Bir çocuğun öncelikli olarak, okula erişiminin sağlanması gerekir. Öncelikle bu tarz durumlar için temelde şunu söyleyebiliriz. Bu pekiştirici bir durum. Bu şekilde o çocukta mağduriyet temalı gelir elde etme algısının yerleşmesine neden oluyor. O çocuk, hayatın geri kalanında tırnak içerisinde çalışmak ya da bir iş sahibi olmak ya da çaba sarfederek bir şeyleri elde etmenin dışında bu şekilde para kazanmayı, öğrenilmiş duruma çeviriyor. Her ne kadar zorunlu sebepler olsa da buradaki hem Türk çocukları hem de mülteci çocukları için yaşı gereği eğitim alabilme imkanının sağlanması gerekir. Şu anda Türkiye’de 900 bin eğitim çağında olan mülteci çocuk var. Maalesef ki bunların 360 bin kadarı eğitim imkanına erişebiliyor. Ciddi bir okullaşma sorunu var. Tabi ailelerdeki maddi sıkıntılar da buna eklenince çocuk işçiliği, sokaklarda köşe başlarında bekleyerek para talep etme şeklinde tezahür ediyor. Kesin olarak söylenecek bir şey o çocuğun okul çağında okullu olması. Biz imkanları sağla
dıktan sonra halen çocuk sokakta dileniyorsa bu başka bir durum.
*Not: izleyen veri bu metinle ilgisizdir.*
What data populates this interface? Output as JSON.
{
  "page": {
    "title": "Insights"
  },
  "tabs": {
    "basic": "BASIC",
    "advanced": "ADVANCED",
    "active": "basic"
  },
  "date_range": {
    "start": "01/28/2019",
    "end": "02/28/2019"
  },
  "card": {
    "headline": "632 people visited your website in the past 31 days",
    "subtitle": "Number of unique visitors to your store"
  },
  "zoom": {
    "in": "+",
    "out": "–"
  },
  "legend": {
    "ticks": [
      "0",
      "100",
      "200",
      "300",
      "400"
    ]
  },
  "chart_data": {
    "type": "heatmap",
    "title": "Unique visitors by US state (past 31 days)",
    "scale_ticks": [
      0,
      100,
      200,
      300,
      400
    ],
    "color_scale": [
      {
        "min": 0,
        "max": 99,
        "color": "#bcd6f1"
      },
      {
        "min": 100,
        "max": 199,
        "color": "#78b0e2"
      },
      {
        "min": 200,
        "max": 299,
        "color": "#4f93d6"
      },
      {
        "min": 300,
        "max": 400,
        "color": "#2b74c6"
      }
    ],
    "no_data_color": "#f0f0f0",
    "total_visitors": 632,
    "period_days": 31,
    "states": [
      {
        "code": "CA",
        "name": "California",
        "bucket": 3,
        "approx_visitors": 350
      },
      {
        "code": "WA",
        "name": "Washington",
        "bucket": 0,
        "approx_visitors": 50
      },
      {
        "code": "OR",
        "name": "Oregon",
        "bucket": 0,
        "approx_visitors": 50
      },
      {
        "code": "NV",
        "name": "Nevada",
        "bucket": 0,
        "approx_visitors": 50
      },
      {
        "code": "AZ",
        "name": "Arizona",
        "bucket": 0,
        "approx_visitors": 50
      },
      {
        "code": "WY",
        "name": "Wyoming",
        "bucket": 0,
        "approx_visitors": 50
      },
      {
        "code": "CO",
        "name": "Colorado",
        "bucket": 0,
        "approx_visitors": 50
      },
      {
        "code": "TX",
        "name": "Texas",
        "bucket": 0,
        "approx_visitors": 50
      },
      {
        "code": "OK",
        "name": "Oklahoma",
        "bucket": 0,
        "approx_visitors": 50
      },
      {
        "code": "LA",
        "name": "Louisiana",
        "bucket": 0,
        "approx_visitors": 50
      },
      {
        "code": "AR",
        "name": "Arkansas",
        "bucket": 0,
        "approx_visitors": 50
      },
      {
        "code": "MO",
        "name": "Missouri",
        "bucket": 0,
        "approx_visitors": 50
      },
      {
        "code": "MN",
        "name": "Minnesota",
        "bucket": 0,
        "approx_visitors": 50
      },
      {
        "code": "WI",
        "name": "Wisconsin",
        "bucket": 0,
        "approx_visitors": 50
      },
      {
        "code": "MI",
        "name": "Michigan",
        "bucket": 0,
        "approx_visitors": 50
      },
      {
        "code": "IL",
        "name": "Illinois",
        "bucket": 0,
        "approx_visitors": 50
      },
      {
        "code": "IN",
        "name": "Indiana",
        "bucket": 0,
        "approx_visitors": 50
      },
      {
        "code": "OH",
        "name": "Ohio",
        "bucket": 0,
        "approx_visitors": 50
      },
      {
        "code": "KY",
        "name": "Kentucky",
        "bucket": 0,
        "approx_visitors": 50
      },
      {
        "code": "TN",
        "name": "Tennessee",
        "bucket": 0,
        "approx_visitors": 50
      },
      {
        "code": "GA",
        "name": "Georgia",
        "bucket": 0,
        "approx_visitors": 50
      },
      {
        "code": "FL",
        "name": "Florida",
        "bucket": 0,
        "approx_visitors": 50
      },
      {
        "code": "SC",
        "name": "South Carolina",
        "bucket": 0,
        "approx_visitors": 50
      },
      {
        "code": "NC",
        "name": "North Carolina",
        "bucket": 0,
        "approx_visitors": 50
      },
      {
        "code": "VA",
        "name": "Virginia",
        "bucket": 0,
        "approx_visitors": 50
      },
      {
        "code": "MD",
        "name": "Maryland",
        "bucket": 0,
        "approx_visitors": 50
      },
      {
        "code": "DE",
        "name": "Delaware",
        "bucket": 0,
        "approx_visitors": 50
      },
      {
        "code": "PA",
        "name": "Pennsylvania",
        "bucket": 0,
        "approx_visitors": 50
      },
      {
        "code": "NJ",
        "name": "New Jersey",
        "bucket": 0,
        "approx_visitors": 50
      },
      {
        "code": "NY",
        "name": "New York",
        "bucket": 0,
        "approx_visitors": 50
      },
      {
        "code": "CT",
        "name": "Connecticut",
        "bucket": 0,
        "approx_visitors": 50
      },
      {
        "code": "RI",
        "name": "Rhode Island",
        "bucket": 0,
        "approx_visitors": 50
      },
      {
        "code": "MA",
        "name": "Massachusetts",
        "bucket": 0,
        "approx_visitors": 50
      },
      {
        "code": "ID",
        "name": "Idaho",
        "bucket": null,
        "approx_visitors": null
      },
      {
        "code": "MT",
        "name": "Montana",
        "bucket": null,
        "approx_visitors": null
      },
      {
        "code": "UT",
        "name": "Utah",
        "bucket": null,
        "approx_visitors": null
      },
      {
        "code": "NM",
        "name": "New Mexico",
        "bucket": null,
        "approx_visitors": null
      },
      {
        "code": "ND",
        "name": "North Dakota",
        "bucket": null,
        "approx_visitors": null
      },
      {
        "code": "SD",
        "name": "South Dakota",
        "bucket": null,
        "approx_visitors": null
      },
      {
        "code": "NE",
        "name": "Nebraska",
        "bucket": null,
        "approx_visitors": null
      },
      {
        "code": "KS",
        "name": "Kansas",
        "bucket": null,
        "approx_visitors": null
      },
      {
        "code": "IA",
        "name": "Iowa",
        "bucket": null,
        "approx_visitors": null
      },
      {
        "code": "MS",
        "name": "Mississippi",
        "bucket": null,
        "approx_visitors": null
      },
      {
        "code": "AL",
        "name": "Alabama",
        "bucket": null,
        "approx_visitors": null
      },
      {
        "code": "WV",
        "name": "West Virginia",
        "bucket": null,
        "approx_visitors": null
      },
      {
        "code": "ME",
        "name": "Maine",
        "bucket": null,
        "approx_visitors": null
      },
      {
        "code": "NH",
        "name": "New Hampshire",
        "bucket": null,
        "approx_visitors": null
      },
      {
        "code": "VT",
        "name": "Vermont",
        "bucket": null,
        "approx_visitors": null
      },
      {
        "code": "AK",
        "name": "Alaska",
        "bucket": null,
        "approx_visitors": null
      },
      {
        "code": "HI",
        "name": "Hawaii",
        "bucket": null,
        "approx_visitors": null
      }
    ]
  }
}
MÜLTECİ SORUNUNA DİKKAT ÇEKMEYİ VE FARKINDALIK YARATMAYI AMAÇLIYORUZ
1995’te kurulan derneğiniz, hangi alanlarda faaliyet yürütüyor?
Sığınmacılar ve Göçmenlerle Dayanışma Derneği (SGDD-ASAM) 22 Aralık 1995 tarihinde Ankara’da kâr amacı gütmeyen ve hükümet dışı bir dernek olarak kuruldu. SGDD-ASAM’ın temel amacı Türkiye’de yaşayan mülteci ve sığınmacıların karşılaştıkları sorunlara çözümler üretmek, temel ihtiyaçlarını karşılamada yardımcı olmak ve temel hak ve hizmet erişimlerinde destek sağlamak. Kuruluşundan bu yana, SGDD-ASAM, çatışma bölgelerinden gelen mülteci ve sığınmacılara psikososyal destek sağlıyor. Bunların yanı sıra, farkındalık artırıcı çalışmalar yaparak ilgili makamların dikkatini mülteci ve sığınmacıların sorunlarına çekmeyi amaçlıyor.
AYDA 8 BİN KAYIT
İran, Afganistan ve Irak gibi ülkelerden gelen sığınmacılarla yapılan bireysel mülakatlarda, sığınmacıların ülkelerinden ayrılma sebebi tespit edilmeye ve ayrılma durumunda bir zorunluluk olup olmadığı anlaşılmaya çalışılıyor. Merkezde ayda 8 bin civarında kayıt alınıyor.
ÇOCUKLAR EĞİTİME KATILIYOR
Dernek merkezinin Altındağ ve Mamak ofislerinde Suriyeli mültecilere yönelik çalışmalar yürütülüyor. Okuma-yazma derslerinin verildiği merkezde, çocuklara yönelik de faaliyetler düzenleniyor.